2. En première année de médecine, le poids des sciences humaines n’est actuellement pas négligeable et il faut réussir le compromis qu’exige une formation scientifique de qualité et une formation en sciences humaines qui doit associer à l’éthique ce qui nourrit la réflexion "axiologique" comme l’histoire de la médecine, l’anthropologie.

3. Au cours du deuxième cycle, des enquêtes antérieures ont démontré d’incontestables préoccupations des facultés de médecine à mettre en ouvre sous des formes diverses un enseignement de bioéthique au cours des 2ème et 3éme cycle avec ouverture aux autres professions de santé. Plus difficile est sans doute la mise en oeuvre de lieux de rencontre par petits groupes pour les étudiants qui découvrent dans leurs fonctions hospitalières la souffrance, la détresse et la mort. Comme le souligne le rapport la formation infirmière a davantage développé cette approche de la réflexion éthique et qui vaut aussi soutien psychologique pour les étudiants. Il serait sans doute temps de tenter la mise en place de groupes associant infirmièr(e)s et (étudiant(e)s en médecine ou encore sages-femmes autour d’un "référent éthique" au cours des stages hospitaliers.

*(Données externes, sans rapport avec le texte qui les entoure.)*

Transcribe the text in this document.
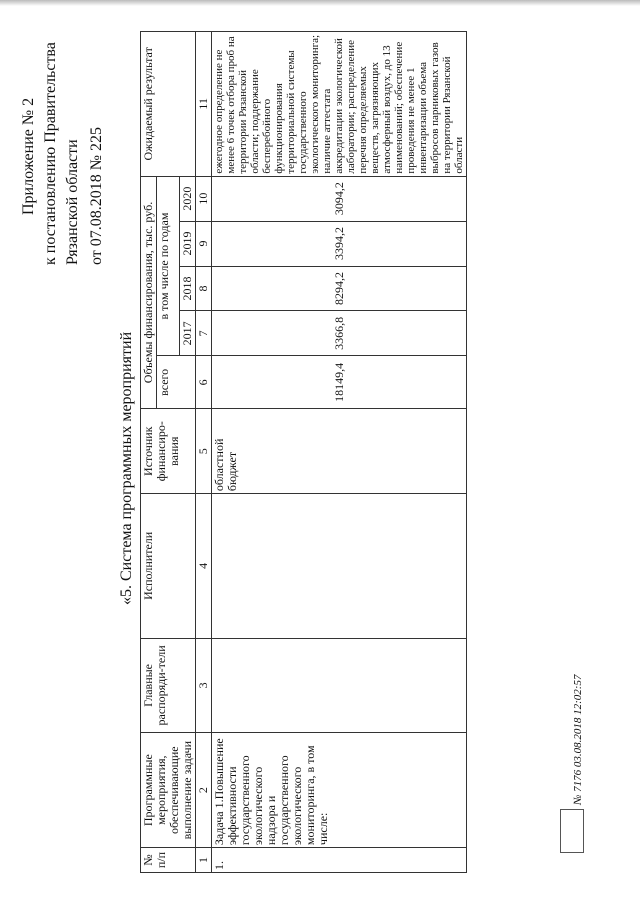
Приложение № 2 к постановлению Правительства Рязанской области от 07.08.2018 № 225
«5. Система программных мероприятий
№ п/п	Программные мероприятия, обеспечивающие выполнение задачи	Главные распоряди-тели	Исполнители	Источник финансиро-вания	Объемы финансирования, тыс. руб.					Ожидаемый результат
					всего	в том числе по годам				
						2017	2018	2019	2020	
1	2	3	4	5	6	7	8	9	10	11
1.	Задача 1.Повышение эффективности государственного экологического надзора и государственного экологического мониторинга, в том числе:			областной бюджет	18149,4	3366,8	8294,2	3394,2	3094,2	ежегодное определение не менее 6 точек отбора проб на территории Рязанской области; поддержание бесперебойного функционирования территориальной системы государственного экологического мониторинга; наличие аттестата аккредитации экологической лаборатории; распределение перечня определяемых веществ, загрязняющих атмосферный воздух, до 13 наименований; обеспечение проведения не менее 1 инвентаризации объема выбросов парниковых газов на территории Рязанской области
№ 7176 03.08.2018 12:02:57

4. Les Espaces Ethiques constituent une sorte d’amplification des comités d’éthique qui subsistent depuis les années 1980-1990 ou qui se créent encore dans certains CHU. Ces comités d’éthique institutionnels se sont récemment groupés dans une Confédération. Si ces espaces éthiques sont conçus comme hospitalo-universitaires, ils fonctionneraient aussi comme départements universitaires d’axiologie préconisés dans le rapport car il importe sans doute de ne pas trop multiplier des instances dont les compétences s’interpénètrent.

5. Le document préconisé par les rapporteurs et qui serait destiné à tous les professionnels de santé est une idée intéressante mais il faudra savoir être novateur par rapport à tous les ouvrages de bioéthique jusqu’ici publiés et surtout par rapport à la somme des avis rendus par le Comité Consultatif National d’Ethique.

6. Il reste à souligner que le rapport Cordier permet de sensibiliser à la dimension humaniste de la médecine et que la réflexion éthique doit s’inscrire en contrepoint de l’exercice médical.